FCC commissioner's tweet rebukes T-Mobile for its Trump International Hotel stays

FCC commissioner's tweet rebukes T-Mobile for its Trump International Hotel stays
Just yesterday, we told you that T-Mobile executives might have decided to improve the odds of getting approval from the FCC for its $26.5 billion merger with Sprint, by staying at the Trump International Hotel in Washington D.C. following the announcement of the merger last April. Considering that Trump crony Ajit Pai is the commissioner of the agency, and was appointed to that position by the president in January 2017, this line of thinking by the carrier shouldn't be surprising.

However, the lone Democrat on the FCC thinks that T-Mobile's decision to stay at the hotel, which the president still personally profits from (violating the Constitution's emoluments clause and instigating a lawsuit against Trump), is not a good look for the carrier. Jessica Rosenworcel (@JRosenworcel) disseminated a tweet today that includes the Washington Post's story on T-Mobile's hotel stay with the comment "This does not look good." But Rosenworcel has been a lone voice at times at the FCC, and the agency is currently made up of three Republican commissioners and the one Democrat. Right now, with the federal government shutdown, the FCC has halted its review of the merger.

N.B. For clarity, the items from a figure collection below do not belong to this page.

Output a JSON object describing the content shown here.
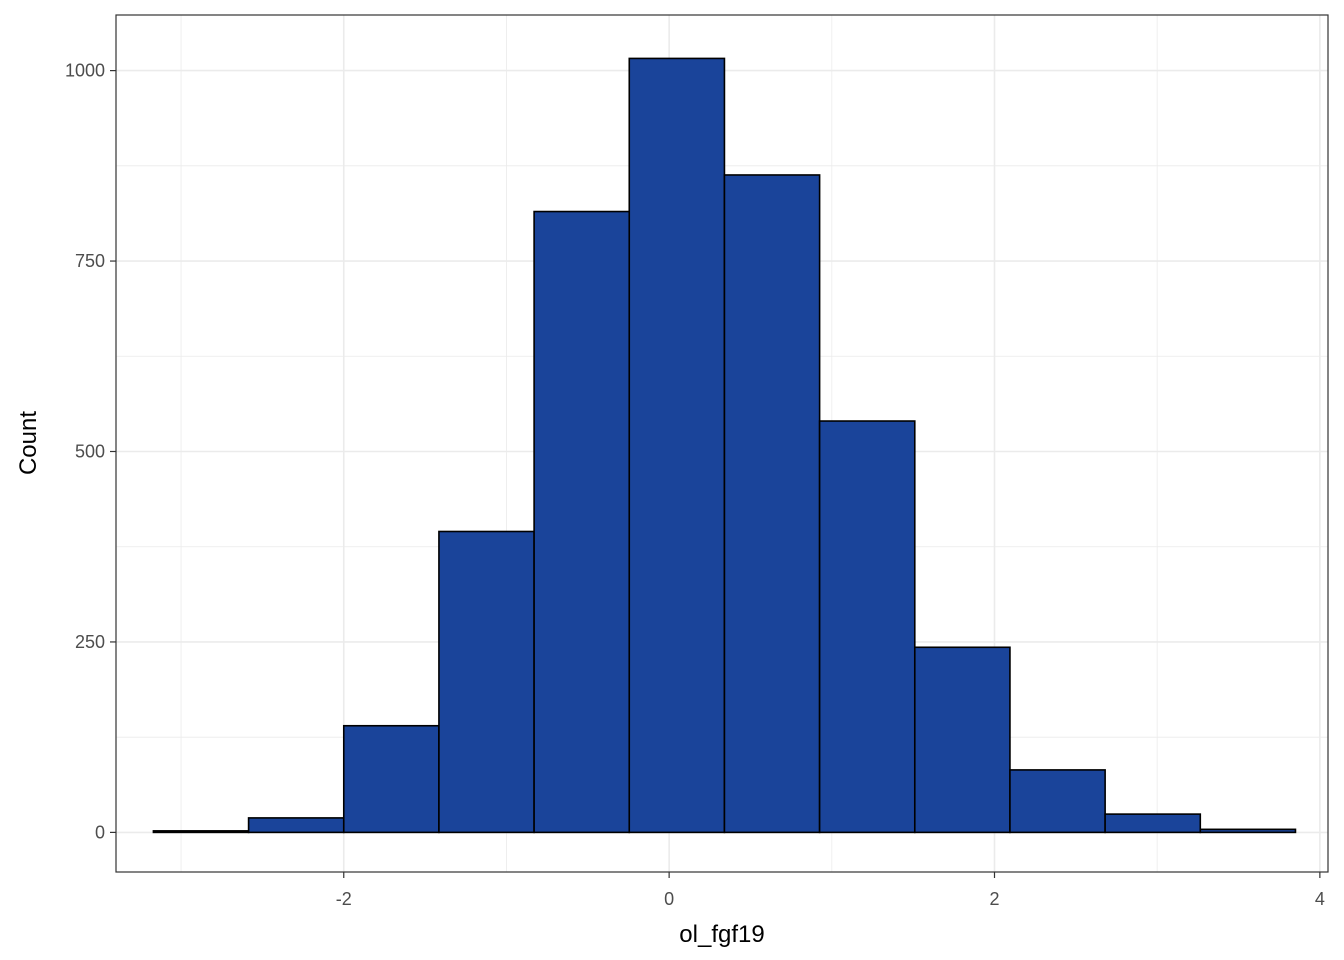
{
  "chart_data": {
    "type": "bar",
    "subtype": "histogram",
    "title": "",
    "xlabel": "ol_fgf19",
    "ylabel": "Count",
    "xlim": [
      -3.4,
      4.05
    ],
    "ylim": [
      -52,
      1073
    ],
    "xticks": [
      -2,
      0,
      2,
      4
    ],
    "xtick_labels": [
      "-2",
      "0",
      "2",
      "4"
    ],
    "yticks": [
      0,
      250,
      500,
      750,
      1000
    ],
    "ytick_labels": [
      "0",
      "250",
      "500",
      "750",
      "1000"
    ],
    "grid": true,
    "legend": "none",
    "bin_edges": [
      -3.17,
      -2.585,
      -2.0,
      -1.415,
      -0.83,
      -0.245,
      0.34,
      0.925,
      1.51,
      2.095,
      2.68,
      3.265,
      3.85
    ],
    "counts": [
      2,
      19,
      140,
      395,
      815,
      1016,
      863,
      540,
      243,
      82,
      24,
      4
    ]
  },
  "colors": {
    "bar_fill": "#1a449a",
    "bar_stroke": "#000000",
    "grid": "#ebebeb",
    "panel_border": "#333333",
    "tick_text": "#4d4d4d",
    "axis_title": "#000000"
  }
}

According to the Post, T-Mobile CEO John Legere stayed at the hotel four times in the first seven weeks following the merger's announcement last April. T-Mobile's COO, CFO and CTO have all spent some time at the hotel with one executive having made 10 visits. Legere has denied that T-Mobile executives stayed in Trump's hotel as a way to get FCC approval for the proposed merger with Sprint.

While Legere now apparently wants to get on Trump's good side, back in 2015 the pair engaged in a fight that took place on Twitter (of course). Legere, bothered by a drummer outside of a Trump Hotel in New York City, called the front desk to have the guy removed, which he was. Legere then praised the hotel's customer service. For some reason, Trump replied by insulting T-Mobile's wireless service and said that he didn't want the carrier operating in his buildings. Legere decided to pack up and check out of the hotel leading Trump to brag in a tweet that "T-Mobile service sucks and it took a Trump to call him (Legere) out." And in a great example of pot meet kettle, the future president threw in a few insults about Legere's "rock star" hair style.

Considering that Ajit Pai appears to do the president's bidding (see net neutrality, repeal of), T-Mobile may take it on the chin from some for seemingly trying to kowtow to Trump, but putting money in the president's pockets will probably pay off for John Legere even if he denies it was a conscious strategy.